The US regulators said Volkswagen has met the deadline to propose a plan to fix the 80,000 3.0-litre diesel cars affected by the emissions scandal.
The California Air Resources Board and Environmental Protection Agency said late on Tuesday that Volkswagen submitted a plan to mend the affected 80,000 cars powered by the V6 3.0-litre diesel engine. On November 19, the German automaker admitted that the infamous cheating device has also been installed in all of its US larger diesels since 2009. After these new revelations, CARB gave VW a February 2 deadline to come up with a recall plan to fix models such as the 2009-2016 VW Touareg, 2013-2016 Porsche Cayenne, 2014-2016 Audi A6 Quattro, Audi A7 Quattro, Audi A8, Audi A8L, Audi Q5 and 2009-2016 Audi Q7. “We are fully cooperating with the US authorities to make our V6 3.0L (diesel) engine compliant with regulations. After meetings between EPA and California and our technicians, we filed a recall plan,” Audi of America spokesman Mark Clothier said.
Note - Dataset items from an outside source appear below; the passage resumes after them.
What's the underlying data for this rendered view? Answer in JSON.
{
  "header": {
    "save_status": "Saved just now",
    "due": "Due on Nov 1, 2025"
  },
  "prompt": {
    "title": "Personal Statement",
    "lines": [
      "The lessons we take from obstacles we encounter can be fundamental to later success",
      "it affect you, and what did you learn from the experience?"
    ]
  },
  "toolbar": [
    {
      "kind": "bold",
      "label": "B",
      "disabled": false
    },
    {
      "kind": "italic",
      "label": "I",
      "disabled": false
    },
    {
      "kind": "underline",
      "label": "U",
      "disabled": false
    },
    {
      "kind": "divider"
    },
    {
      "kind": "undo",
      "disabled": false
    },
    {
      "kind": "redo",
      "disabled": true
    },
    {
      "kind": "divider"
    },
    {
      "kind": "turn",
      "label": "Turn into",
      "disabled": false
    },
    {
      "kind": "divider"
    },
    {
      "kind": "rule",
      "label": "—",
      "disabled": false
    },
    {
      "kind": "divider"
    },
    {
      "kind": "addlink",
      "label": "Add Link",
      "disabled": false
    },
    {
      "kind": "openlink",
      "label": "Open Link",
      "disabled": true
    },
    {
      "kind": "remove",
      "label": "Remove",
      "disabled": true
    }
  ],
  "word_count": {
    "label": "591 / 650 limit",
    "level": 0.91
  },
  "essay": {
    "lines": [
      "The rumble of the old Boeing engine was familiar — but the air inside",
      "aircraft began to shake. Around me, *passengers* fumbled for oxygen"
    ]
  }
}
After more than four months since the first disclosures back in September, there is still no approved plan for around 482,000 cars with 2.0-litre engines that emit up to 40 times the legally allowable pollution levels. The US regulators rejected last month the proposed technical solution for these smaller diesels, calling it “substantially deficient.” The California Air Resources Board said it will give the 3.0-litre proposal a “thorough and complete review to make sure the plan addresses” excess emissions. Audi said it hopes CARB would make a decision on whether to approve the plan in the “near future.”